Mobile and online payments
The first Payment Services Directive was put up in 2007 after online payments skyrocketed due to the rising use of mobile devices and the Internet. It was setup by the European Union to increase European competition and participation of non-banks and other payments services providers and to increase customer protection.
Improved customer protection
The Payment Service Directive II enhances new guidelines in consumer protection, promotes innovation through transparency and improves the security of payment services. Commissioner Jonathan Hill, responsible for Financial Stability, Financial Services at Capital Markets Union, said: “European consumers want to know that their payments are safe when they shop or make a payment online. The new Payment Services Directive will ensure that electronic payments in Europe become more secure and more convenient for European shoppers. This legislation is a step towards a digital single market; it will benefit consumers and businesses, and help the economy grow.”
Mr. Hill is probably right that consumers will benefit from the new PSD2. Banks, non-banks and other financial services providers however, are required to change the core of their business: Banks must allow access to payment account information to any Third Party Payment Provider (TPP), which means they have to open up for competitors in order to improve competition in the fintech market.
This legislation is a step towards a digital single market; it will benefit consumers and businesses, and help the economy grow."
Strong Customer Authentication
Another new important aspect is the addition that payments providers must comply with strong customer authentication (SCA) as defined under PSD2. SCA, like One Time Passwords, is the predecessor of one factor authentication, which is no longer considered safe to use at all. SCA puts an extra layer over login sessions or transactions. Instead of just logging in with a password, users must identify themselves with another tool such as a mobile phone or biometric methods like fingerprints and iris scans.

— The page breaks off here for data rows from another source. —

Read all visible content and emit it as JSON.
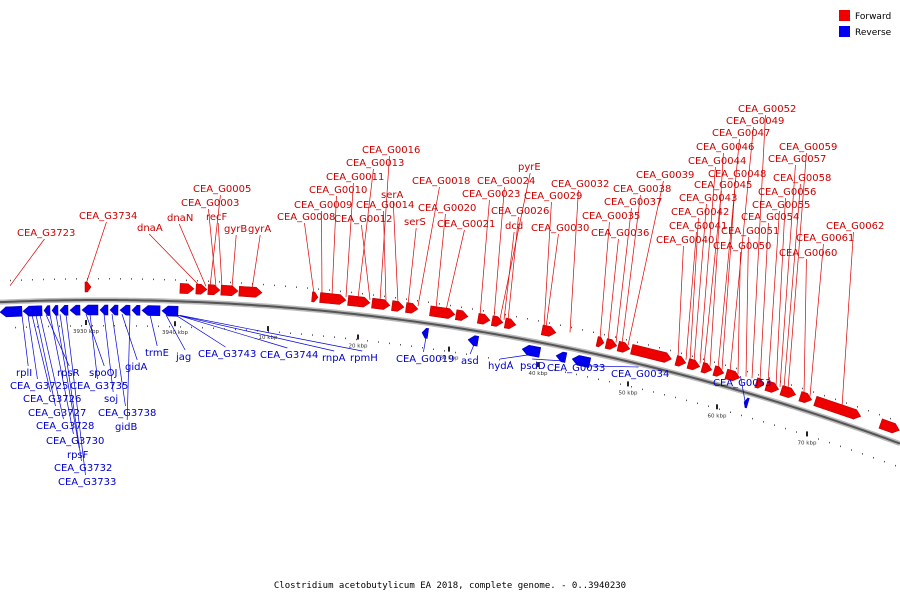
{
  "caption": "Clostridium acetobutylicum EA 2018, complete genome. - 0..3940230",
  "legend": [
    {
      "label": "Forward",
      "color": "#ee0000"
    },
    {
      "label": "Reverse",
      "color": "#0000ee"
    }
  ],
  "colors": {
    "forward": "#ee0000",
    "reverse": "#0000ee",
    "backbone": "#555555"
  },
  "ticks": [
    "3930 kbp",
    "3940 kbp",
    "10 kbp",
    "20 kbp",
    "30 kbp",
    "40 kbp",
    "50 kbp",
    "60 kbp",
    "70 kbp"
  ],
  "forward_labels": [
    "CEA_G3723",
    "CEA_G3734",
    "dnaA",
    "dnaN",
    "CEA_G0005",
    "CEA_G0003",
    "recF",
    "gyrB",
    "gyrA",
    "CEA_G0008",
    "CEA_G0009",
    "CEA_G0010",
    "CEA_G0011",
    "CEA_G0013",
    "CEA_G0016",
    "CEA_G0012",
    "CEA_G0014",
    "serA",
    "serS",
    "CEA_G0018",
    "CEA_G0020",
    "CEA_G0021",
    "CEA_G0023",
    "CEA_G0024",
    "pyrE",
    "dcd",
    "CEA_G0026",
    "CEA_G0029",
    "CEA_G0030",
    "CEA_G0032",
    "CEA_G0035",
    "CEA_G0036",
    "CEA_G0037",
    "CEA_G0038",
    "CEA_G0039",
    "CEA_G0040",
    "CEA_G0041",
    "CEA_G0042",
    "CEA_G0043",
    "CEA_G0044",
    "CEA_G0045",
    "CEA_G0046",
    "CEA_G0047",
    "CEA_G0048",
    "CEA_G0049",
    "CEA_G0050",
    "CEA_G0051",
    "CEA_G0052",
    "CEA_G0054",
    "CEA_G0055",
    "CEA_G0056",
    "CEA_G0057",
    "CEA_G0058",
    "CEA_G0059",
    "CEA_G0060",
    "CEA_G0061",
    "CEA_G0062"
  ],
  "reverse_labels": [
    "rplI",
    "CEA_G3725",
    "CEA_G3726",
    "CEA_G3727",
    "CEA_G3728",
    "rpsR",
    "CEA_G3730",
    "rpsF",
    "CEA_G3732",
    "CEA_G3733",
    "spoOJ",
    "CEA_G3735",
    "soj",
    "CEA_G3738",
    "gidA",
    "gidB",
    "trmE",
    "jag",
    "CEA_G3743",
    "CEA_G3744",
    "rnpA",
    "rpmH",
    "CEA_G0019",
    "asd",
    "hydA",
    "psdD",
    "CEA_G0033",
    "CEA_G0034",
    "CEA_G0053"
  ]
}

Of all the guidelines in PSD2, TPP and strong customer authentication will impact the way financial organisations and payment services providers are operationally managed. These two guidelines are mandatory and will come into force in 2018, pending EU member legislation and EBA Regulatory Technical Standard finalisation. The guidelines require new significant investments to their systems. Although implementing SCA is relatively easy and straightforward and can be done via third party companies it could be seen as a shift away from how the banking and finance industry has been working.
It is reasonable for companies to prepare and research the new guidelines as the European Commission has adopted the proposal for PSD2 on October 2015.